# Montgomery Ward Hydrostatic 16



## safspir (Jan 15, 2017)

A new beast followed me home today. I think I've officially contracted the bug. The newest member of my stable is a 1975 Montgomery Wards/Gilson GIL33186A. What a beast! It's going to require a lot of love, and a bit of cursing to get rolling again, but appears to be all there. It came with manuals for the engine and transmission. Guy said it was running and just quit. No spark. I gave it a quick look over and found that in addition to no spark it has no compression either. I'll have to pop the head off and find out what's going on. But hey, it was a hundred dollar bill and a whole heck of a lot of grunting getting it into the back of my van. Think maybe I should quit for awhile. Trouble is, they keep coming out of the woodwork.  Haven't seen much online. Anyone out there have one of these? BTW, it came with the Sears [light weight] loader, ground ripper, and a massive PTO rototiller.


----------



## Hoodoo Valley (Nov 14, 2006)

Welcome to the forum safspir, and congrats on your score. Sounds like a hell of a deal! Be sure to enlighten us with photos and also be sure to toss your machine in our registry so that we can consider it in our routine monthly tractor banner contest!.


----------



## RM-MN (Sep 11, 2015)

What size engine does that beast have? Harbor Freight has a 22 HP horizontal shaft engine on sale this week for $630 that might make a suitable replacement if the one on their is trashed.


----------



## bbirder (Feb 26, 2006)

Safespir,
I purchased one like that new back in the day. Purchased a maintenance agreement that paid for itself 20 times over. Great deal. Mine had a 46" deck. 
Sounds like you may have a bent or stuck valve. 
Great buy for the price you paid.


----------



## safspir (Jan 15, 2017)

http://www.http://www.tractorforum.....php?attachmentid=29928&stc=1&d=1485622895895

I'm not having much luck getting the pics on this post. They show as uploaded images, but I seem to be missing whatever procedure is needed to apply them.


----------



## bbirder (Feb 26, 2006)

safspir,
This i how I upload pics

Go advanced in reply
scroll down to attach and click upload images
click browse
find file on your computer and select
click open
then click on upload
you will be back at your reply
Click on preview post
if this is what you want to post click submit reply
Wallah!


----------



## FredM (Nov 18, 2015)

you could have a stuck valve, if the unit has been sitting for some time, one or both valves will stick.

when I had this problem with the older Briggs, I would squirt some oil towards the valves through the plug hole and use a small screw driver to place some pressure on the top of the valves, this usually got them moving again.

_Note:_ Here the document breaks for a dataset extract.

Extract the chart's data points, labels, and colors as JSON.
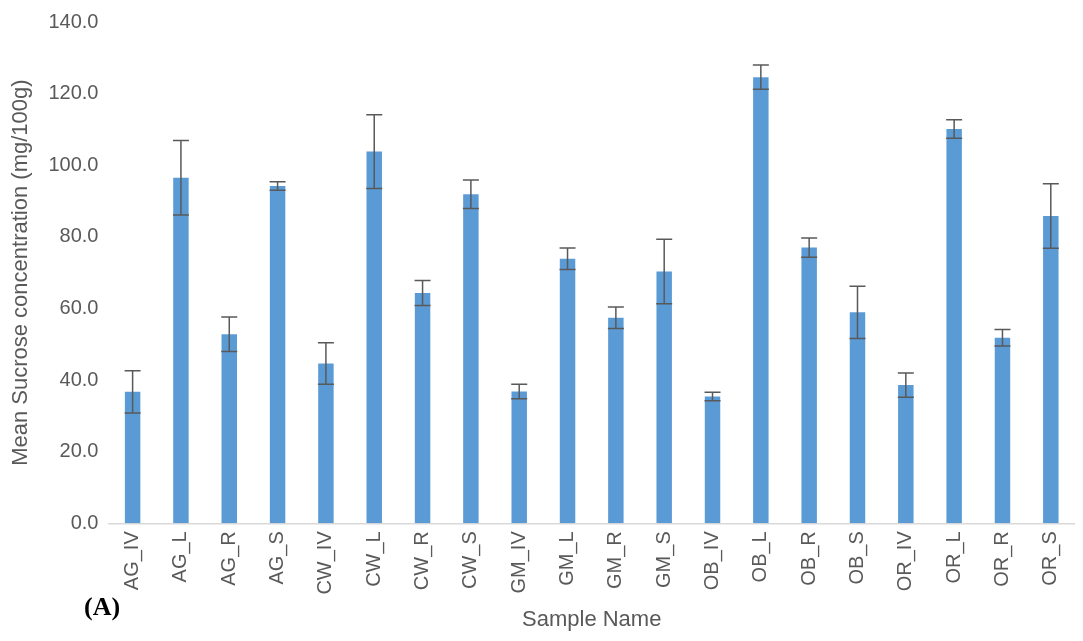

by all means remove the head, this way you will see what condition the engine is in.


----------



## safspir (Jan 15, 2017)

*Wards Update*

The no spark was an easy fix, points box was full of water. Drained, dried, and dressed the points. Good spark. On this engine I could easily see the exhaust valve, but not the intake. Exhaust was working fine, but still no compression. Popped the head off and sure enough, intake valve was stuck open. Squirted some mouse oil in and hit it with a soft face mallet for a few cycles and it freed up. The starter belt broke along the way, and while replacing it I found out the driveshaft universal was broken. Found one on Ebay, and it's coming. Threw the head back on with the old gasket (new one coming), but it will not stay running except on go juice. It came with a new carb body, so it looks like a little rebuild project in my future. If I'm not careful this might just become a runner.  Okay, I'll try this pics again.


----------



## bbirder (Feb 26, 2006)

You got the pics down pat. That i a different machine then the one I had, but might make you a strong one.


----------



## safspir (Jan 15, 2017)

Update... I rebuilt the carb (nasty), checked the valve clearance (OK), cleaned the top end, installed new head gasket, installed new points and condenser, new head gasket, and fired her up. Purrs nicely. Found two broken off engine to frame bolts and was fantasically lucky to use an easy out get both of them out. Which leads to the next major headache, the drive shaft...Argh! One end was broken, and try as I might, could not remove the danged thing without cutting it in half. Steering gear got in the way. Got a new drive shaft off of Ebay, but it's too long. Now I'm facing not only shortening it, but also, how to get the thing back into place without major disassembly. Help! Anyone out there have more experience than I as to how to do this?


----------



## safspir (Jan 15, 2017)

Update. I've posted questions in several groups. Some said no problem, others said you have to move the engine. Well, after a couple of hours of cursing, sweating, and such, I finally have the steering gear out of the way, and a clear path to the driveline. If anyone is still watching/following, I'm curious as to the next best path to follow. My "new" driveshaft is too long, but I can shorten it now problem. The thing is, do I re-use the flexible couplers, or update to the thin fibre ones? I love/hate this tractor addiction.


----------



## jhngardner367 (Apr 5, 2011)

Use the flexible couplers,as they also protect the driveshaft from harsh loading,...much like a shear pin does.
They're designed to rip,if too great a load is put on,too quickly.
They can be made from the sidewalls of old tires,also.


----------



## safspir (Jan 15, 2017)

So, the new driveshaft I got off Ebay was indeed too long, so I ordered a 3/4 id x 2 inch coupling from Amazon. Got it today. Amazing what a few thou can make. After cleaning, polishing, heating, and beating, I arrived at the magical 21 3/4 length and installed it. Runs sweet and true. Now for the fun of reassembling the steering and PTO. Course I could have hired a gardener to rototill for the cost of six packs gone into this project!


----------



## safspir (Jan 15, 2017)

Since it's been raining non-stop forever it seems here in the PNW, I've been diverting attention to restoration of my 1973 Explorer motor home. It's about done, now back to the tractor. I recall leaving it in frustration last month due to issues of trying to get the driveshaft back in without disassembling the whole bloody tractor. Anyone with ideas on that?


----------



## jhngardner367 (Apr 5, 2011)

Post pics of it.
All I see is the PTO shaft.


----------



## safspir (Jan 15, 2017)

The previous pics in the thread I thought gave a pretty good overview of the whole thing. Just asking for input from someone who's actually done it. I.E. do I really have to move the engine? Thanks for the response.


----------



## jhngardner367 (Apr 5, 2011)

The Ford/Jacobsen I had is about the same.
You can get it in,but I preferred to move the engine.....also made it easier to get the steering back together.


----------